A hearty 60% of millennials proclaim that their significant other has concealed debt and taken advantage of money to control a romantic relationship.
The well-known song “What’s Love Got To Do With It” by Tina Turner apparently has a lot to do with millennials perhaps being easy prey for financial abuse or infidelity by their mate.
A new survey by CentSai reveals that the occurrence for financial infidelity doubled from 30% last year when the New York-based financial wellness community did a similar examination. Another astounding discovery was that most surveyed did not even know that they were being deceived this way.
The 2017 survey asked respondents what behaviors make up financial infidelity or abuse. For instance, millennials were asked if their partner lied to them about secretly opening up a credit card or if they were not allowed access to a joint bank account? In a similar survey last year, folks were only asked if they had ever been victims of financial abuse or infidelity. CentSai surveyed 2,000 millennials for this year’s analysis.
“The most alarming revelation was that nearly two-thirds of people said they are currently experiencing this or have in the past,” says Doria Lavagnino, CentSai’s co-founder and president.
She attributed the rising number of incidents to increased media coverage on this issue in recent years and millennials being asked specifically how the abuse occurs.
CentSai says financial abuse is a method used by a romantic or life partner to gain power and control in a relationship. For instance, tactics may be used to restrict a partner’s access to family finances. Financial infidelity happens a significant other in a relationship with combined finances lies to the other about money, including putting debts in a hidden account.
Seventy-eight percent of those surveyed say that financial institutions have a duty to educate consumers about the issue. They say that is particularly true for women, who are the most susceptible to the abuse.

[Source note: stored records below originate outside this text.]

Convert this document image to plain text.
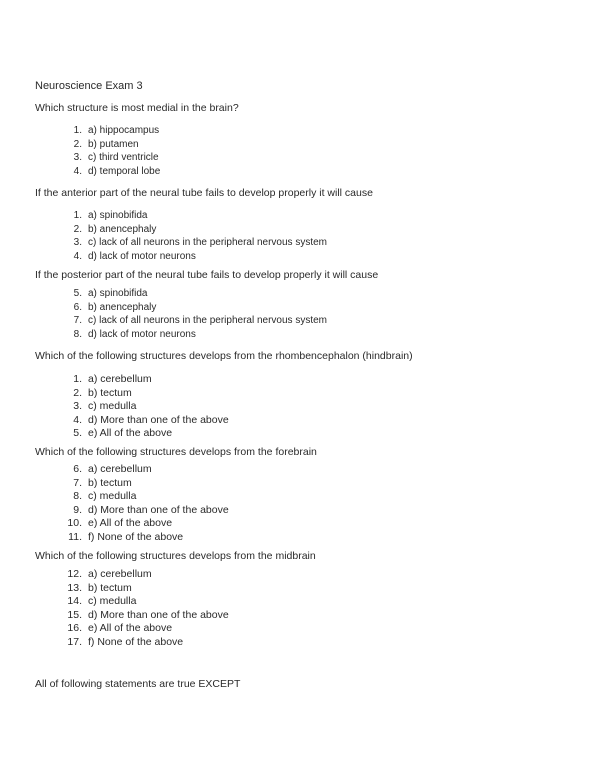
Neuroscience Exam 3
Which structure is most medial in the brain?
1. a) hippocampus
2. b) putamen
3. c) third ventricle
4. d) temporal lobe
If the anterior part of the neural tube fails to develop properly it will cause
1. a) spinobifida
2. b) anencephaly
3. c) lack of all neurons in the peripheral nervous system
4. d) lack of motor neurons
If the posterior part of the neural tube fails to develop properly it will cause
5. a) spinobifida
6. b) anencephaly
7. c) lack of all neurons in the peripheral nervous system
8. d) lack of motor neurons
Which of the following structures develops from the rhombencephalon (hindbrain)
1. a) cerebellum
2. b) tectum
3. c) medulla
4. d) More than one of the above
5. e) All of the above
Which of the following structures develops from the forebrain
6. a) cerebellum
7. b) tectum
8. c) medulla
9. d) More than one of the above
10. e) All of the above
11. f) None of the above
Which of the following structures develops from the midbrain
12. a) cerebellum
13. b) tectum
14. c) medulla
15. d) More than one of the above
16. e) All of the above
17. f) None of the above
All of following statements are true EXCEPT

Some 69% of females stated experiencing behavior from their partners that would constitute financial abuse, while 68% noted behaviors constituting financial infidelity.
Forty percent of males told about financial abuse in relationships, while 47% divulged financial infidelity.
About 72% of the all surveyed said they are very or somewhat aware about the issues of financial infidelity and abuse. Terminating a relationship was the most cited consequence of financial abuse or infidelity, with 85% saying that they stop a relationship if they learned their mate financially abusive or unfaithful. Emotional turmoil, debt, and ruined credit scores were other effects revealed. Less than 10% reported no consequences.
“Chances are that in many relationships, perpetrators are not even aware that their behavior constitutes financial abuse or infidelity,” Lavagnino says.
“Our hope is that surveys like this and the information we provide on our platform will increase awareness about this issue.”